Rental boats are available for rowing and paddleboating on the park's Meadow Lake. Meadow Lake is the site of rowing activities for non-profit Row New York, with teams practicing on the lake for much of the year. Meadow Lake also hosts the annual Hong Kong Dragon Boat Festival in New York, and teams from New York practice in Meadow Lake during the summer months. The American Small Craft Association (TASCA) also houses a fleet of over a dozen 14.5-foot (4.4 m) sloop-rigged sailboats, used for teaching, racing, and recreation by the club's members. Bicycling paths extend around Meadow Lake and connect to the Brooklyn–Queens Greenway. Paths around Willow Lake, the smaller and higher of the two lakes, are currently closed to the public. The many recreational playing fields and playgrounds in the park are used for activities that reflect the wide ethnic mix of Queens; soccer and cricket are especially popular.

Some World's Fair buildings continued to be in use after the 1964 Fair.
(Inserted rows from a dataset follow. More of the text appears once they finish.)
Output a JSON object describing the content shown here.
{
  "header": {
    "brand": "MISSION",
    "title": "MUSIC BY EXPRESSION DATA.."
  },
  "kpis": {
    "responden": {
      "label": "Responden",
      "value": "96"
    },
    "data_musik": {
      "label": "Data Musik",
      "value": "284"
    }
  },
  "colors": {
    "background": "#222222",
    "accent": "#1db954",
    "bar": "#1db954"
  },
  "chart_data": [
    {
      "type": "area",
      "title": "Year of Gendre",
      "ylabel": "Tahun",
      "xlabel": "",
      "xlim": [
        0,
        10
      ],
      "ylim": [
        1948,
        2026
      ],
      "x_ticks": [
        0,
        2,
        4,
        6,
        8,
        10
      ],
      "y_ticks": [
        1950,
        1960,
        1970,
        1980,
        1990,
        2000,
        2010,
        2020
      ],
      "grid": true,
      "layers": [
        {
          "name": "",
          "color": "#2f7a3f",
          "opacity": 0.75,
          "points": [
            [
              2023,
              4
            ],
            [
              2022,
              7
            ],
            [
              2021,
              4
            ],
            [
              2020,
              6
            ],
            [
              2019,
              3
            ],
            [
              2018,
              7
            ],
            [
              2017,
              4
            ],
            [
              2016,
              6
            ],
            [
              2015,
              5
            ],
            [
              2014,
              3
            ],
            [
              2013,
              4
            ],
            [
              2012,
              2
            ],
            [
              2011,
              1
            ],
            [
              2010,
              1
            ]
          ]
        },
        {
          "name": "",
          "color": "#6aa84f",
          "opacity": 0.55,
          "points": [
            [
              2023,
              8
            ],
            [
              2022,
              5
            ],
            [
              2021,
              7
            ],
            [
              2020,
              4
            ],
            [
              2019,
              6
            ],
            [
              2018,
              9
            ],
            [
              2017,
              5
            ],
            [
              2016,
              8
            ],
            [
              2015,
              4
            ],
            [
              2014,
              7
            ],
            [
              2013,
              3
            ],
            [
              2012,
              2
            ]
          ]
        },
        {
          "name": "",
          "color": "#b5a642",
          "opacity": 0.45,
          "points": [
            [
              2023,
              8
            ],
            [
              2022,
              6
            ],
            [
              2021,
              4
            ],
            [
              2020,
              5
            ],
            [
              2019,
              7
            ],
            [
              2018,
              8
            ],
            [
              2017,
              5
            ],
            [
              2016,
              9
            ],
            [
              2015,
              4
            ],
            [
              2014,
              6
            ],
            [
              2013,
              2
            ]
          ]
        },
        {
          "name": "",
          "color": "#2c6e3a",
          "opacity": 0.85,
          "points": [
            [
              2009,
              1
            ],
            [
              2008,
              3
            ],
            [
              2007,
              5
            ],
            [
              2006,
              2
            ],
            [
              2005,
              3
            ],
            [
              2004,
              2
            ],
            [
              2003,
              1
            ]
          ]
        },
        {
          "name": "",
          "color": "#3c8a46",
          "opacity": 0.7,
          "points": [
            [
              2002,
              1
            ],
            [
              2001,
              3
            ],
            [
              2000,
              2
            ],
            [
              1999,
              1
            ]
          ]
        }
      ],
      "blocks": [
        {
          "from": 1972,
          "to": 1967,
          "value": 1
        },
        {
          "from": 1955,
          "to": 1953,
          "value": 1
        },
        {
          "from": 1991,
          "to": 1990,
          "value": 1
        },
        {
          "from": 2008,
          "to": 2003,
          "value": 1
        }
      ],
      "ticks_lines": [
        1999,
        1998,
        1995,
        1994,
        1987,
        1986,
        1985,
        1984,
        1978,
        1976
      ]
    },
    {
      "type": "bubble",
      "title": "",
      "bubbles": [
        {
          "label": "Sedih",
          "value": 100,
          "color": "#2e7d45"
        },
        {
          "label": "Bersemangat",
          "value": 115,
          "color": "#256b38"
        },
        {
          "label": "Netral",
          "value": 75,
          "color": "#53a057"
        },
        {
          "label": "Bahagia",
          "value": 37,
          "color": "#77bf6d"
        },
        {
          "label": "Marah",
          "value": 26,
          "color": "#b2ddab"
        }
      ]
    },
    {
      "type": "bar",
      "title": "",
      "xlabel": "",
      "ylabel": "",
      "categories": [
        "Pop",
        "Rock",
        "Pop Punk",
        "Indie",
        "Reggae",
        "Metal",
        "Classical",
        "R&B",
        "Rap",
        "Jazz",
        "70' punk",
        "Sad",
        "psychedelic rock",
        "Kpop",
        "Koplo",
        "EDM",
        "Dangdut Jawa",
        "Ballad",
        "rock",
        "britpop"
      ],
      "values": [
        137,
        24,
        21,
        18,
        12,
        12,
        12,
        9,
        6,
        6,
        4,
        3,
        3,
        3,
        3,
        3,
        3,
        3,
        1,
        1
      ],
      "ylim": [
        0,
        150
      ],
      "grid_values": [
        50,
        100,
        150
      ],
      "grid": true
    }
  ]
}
The Flushing Meadows Carousel, opened as part of the 1964 Fair, operates in the northwestern part of the park. The New York Hall of Science, founded during the 1964 World's Fair, was one of the country's first science museums and still operates in its original location at the park's northern corner. The New York State Pavilion, constructed as the state's exhibit hall for the same World's Fair, is also a feature of the park. However, no new use for the building was found after the Fair, and the structure sits derelict and decaying, although it was repainted yellow in 2015. Next to the New York State Pavilion is the Queens Theatre in the Park. originally the 1964 Fair's "Theaterama" attraction, which moved into its current building in 1993. Terrace on the Park, a banquet and catering facility, was originally the 1964 World's Fair's official helipad. The Queens Museum, housed in the former headquarters of the United Nations General Assembly, was adapted as the 1964 Fair's New York City Pavilion building. After the fair, it was subdivided into the Queens Center for Art and an ice-skating rink, the latter of which was removed when the museum was expanded in 2013.

New York City Subway and Long Island Rail Road (LIRR) service both serve this park's northern end. The IRT Flushing Line subway station at Mets–Willets Point serves the 7 and <7>​ trains, and the LIRR station of the same name serves the Port Washington Branch. These stations are located at the northern end of the park adjacent to the Corona Yard and bus depot, primarily serving Citi Field and the USTA. The 111th Street subway station is located just outside the park grounds, serving the Hall of Science. The Q48, Q58, Q64 and Q88 buses all travel through the park, but only the Q48 stops within the park perimeter, serving Citi Field and the USTA. The Q58 and Q88 stop outside either side of the park and cross the park via the Horace Harding Expressway, while the Q64 crosses the park along Jewel Avenue/69th Road.